The Apache Spark RDD Data Structure
Overview
Spark applications are executed as independent sets of processes on a cluster, coordinated
by a driver program using a SparkContext object. Below is a diagram depictng the Spark architecture.
Looking under the hood of Apache Spark is the concept of the Resilient Distributed Dataset (RDD). It is an immutable distributed fault tolerant collection of elements that can be operated on in parallel. Spark RDDs have several notable characteristics such as the fact they are statically typed (i.e. RDD[String]). That is its type is explicitly declared and determined at compile time. By default, Spark RDDs are replicated to other executor nodes to provide fault tolerance. Spark RDDs can be partitioned, and the number of partitions can be specified.
Using the SparkContext object, an RDD can be created from a text file as well as other ways. For example, RDDs can be created from other RDDs.
Spark RDDs are equipped with a number of what we call transformations and actions. An example of a transformation would be reduceByKey. This transformation repartitions an RDD and merges records that have the same key. The resulting RDD will consist of the key and grouped elements. An example of an action would be to count the number of elements in the dataset.

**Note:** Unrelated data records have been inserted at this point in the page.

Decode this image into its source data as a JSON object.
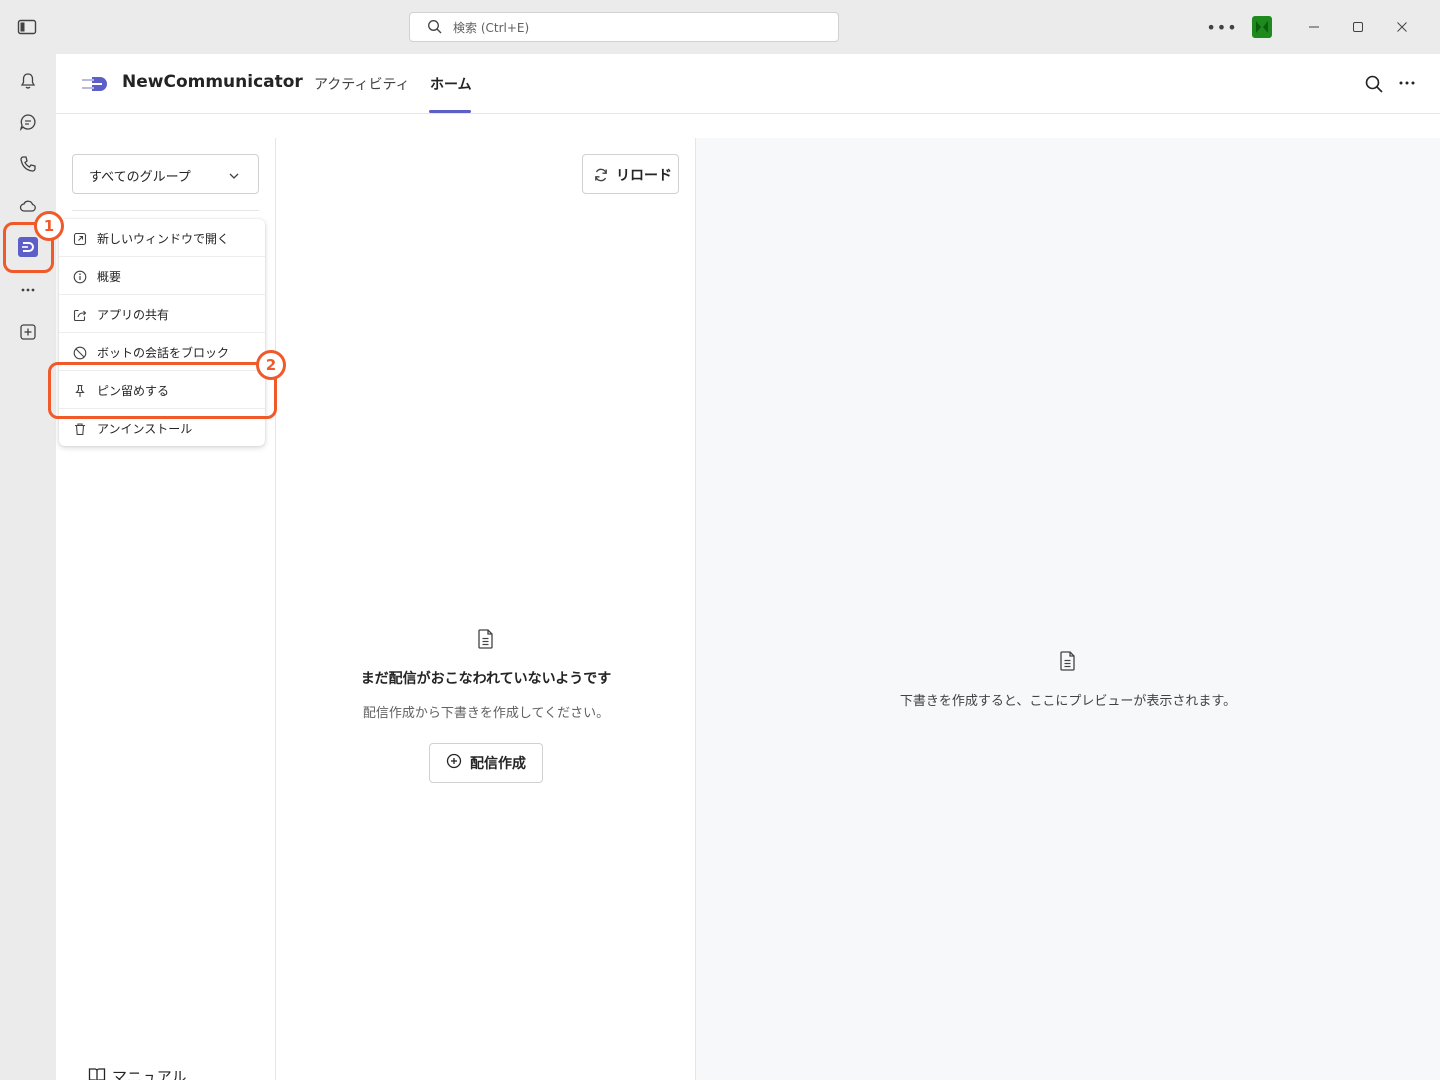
{
  "titlebar": {
    "search_placeholder": "検索 (Ctrl+E)",
    "more_label": "•••"
  },
  "app": {
    "name": "NewCommunicator",
    "tabs": [
      {
        "label": "アクティビティ",
        "active": false
      },
      {
        "label": "ホーム",
        "active": true
      }
    ],
    "accent_color": "#5b5fc7"
  },
  "left_panel": {
    "group_select_value": "すべてのグループ",
    "manual_label": "マニュアル"
  },
  "context_menu": {
    "items": [
      {
        "label": "新しいウィンドウで開く",
        "icon": "open-external-icon"
      },
      {
        "label": "概要",
        "icon": "info-icon"
      },
      {
        "label": "アプリの共有",
        "icon": "share-icon"
      },
      {
        "label": "ボットの会話をブロック",
        "icon": "block-icon"
      },
      {
        "label": "ピン留めする",
        "icon": "pin-icon"
      },
      {
        "label": "アンインストール",
        "icon": "trash-icon"
      }
    ]
  },
  "middle_panel": {
    "reload_label": "リロード",
    "empty_title": "まだ配信がおこなわれていないようです",
    "empty_subtitle": "配信作成から下書きを作成してください。",
    "create_label": "配信作成"
  },
  "right_panel": {
    "preview_text": "下書きを作成すると、ここにプレビューが表示されます。"
  },
  "annotations": [
    {
      "number": "1",
      "color": "#f0592a"
    },
    {
      "number": "2",
      "color": "#f0592a"
    }
  ]
}
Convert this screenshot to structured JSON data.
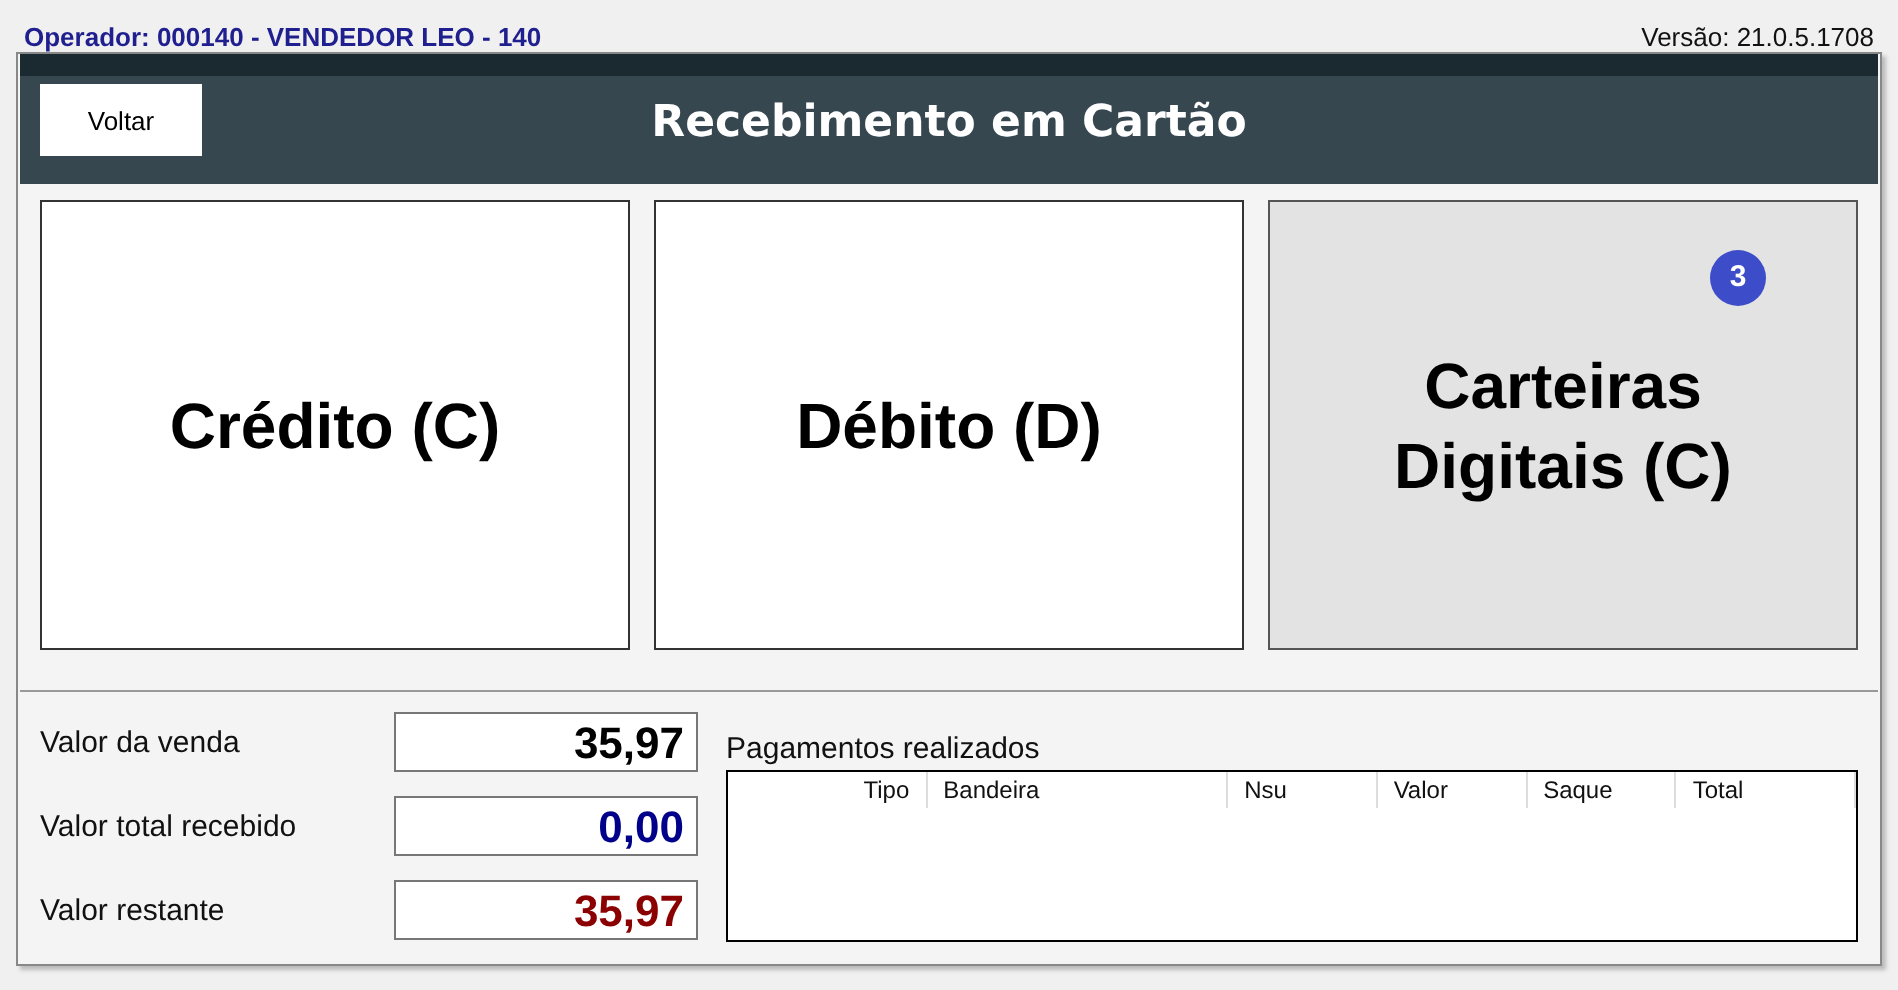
{
  "operator": "Operador: 000140 - VENDEDOR LEO - 140",
  "version": "Versão: 21.0.5.1708",
  "header": {
    "back_button": "Voltar",
    "title": "Recebimento em Cartão"
  },
  "options": [
    {
      "label": "Crédito (C)",
      "selected": false
    },
    {
      "label": "Débito (D)",
      "selected": false
    },
    {
      "label": "Carteiras Digitais (C)",
      "selected": true,
      "badge": "3"
    }
  ],
  "totals": [
    {
      "label": "Valor da venda",
      "value": "35,97",
      "color": "#000000"
    },
    {
      "label": "Valor total recebido",
      "value": "0,00",
      "color": "#00008b"
    },
    {
      "label": "Valor restante",
      "value": "35,97",
      "color": "#8b0000"
    }
  ],
  "payments": {
    "title": "Pagamentos realizados",
    "columns": [
      "Tipo",
      "Bandeira",
      "Nsu",
      "Valor",
      "Saque",
      "Total"
    ]
  }
}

Spark RDDs are one of three data structures Apache Spark currently provides support for. The other two are DataFrames and DataSets.
Rererences
Könemann, Alexander. Experimental comparison between Apache Spark and Flink in heterogeneous hardware environments. Diss. Hochschule für Angewandte Wissenschaften Hamburg, 2024.
Zeidan, Ayman. Distributed Partitioning and Processing of Large Spatial Datasets. Diss. City University of New York, 2022.
Alterkawi, Laila, and Matteo Migliavacca. "Enhancing Parallel Genetic Algorithms for Efficient Distributed Data Analysis: Automatic Termination and Population Sizing Integration." (2024).
Hajji, Tarik, et al. "Optimizations of Distributed Computing Processes on Apache Spark Platform." IAENG International Journal of Computer Science 50.2 (2023).
Antolínez García, Alfonso. "Spark Low-Level API." Hands-on Guide to Apache Spark 3: Build Scalable Computing Engines for Batch and Stream Data Processing. Berkeley, CA: Apress, 2023. 67-107.
Könemann, Alexander. Experimental comparison between Apache Spark and Flink in heterogeneous hardware environments. Diss. Hochschule für Angewandte Wissenschaften Hamburg, 2024.
Vossos, Alexandros Ioannis. Offline hotspot analysis over road network trajectories. MS thesis. Πανεπιστήμιο Πειραιώς, 2020.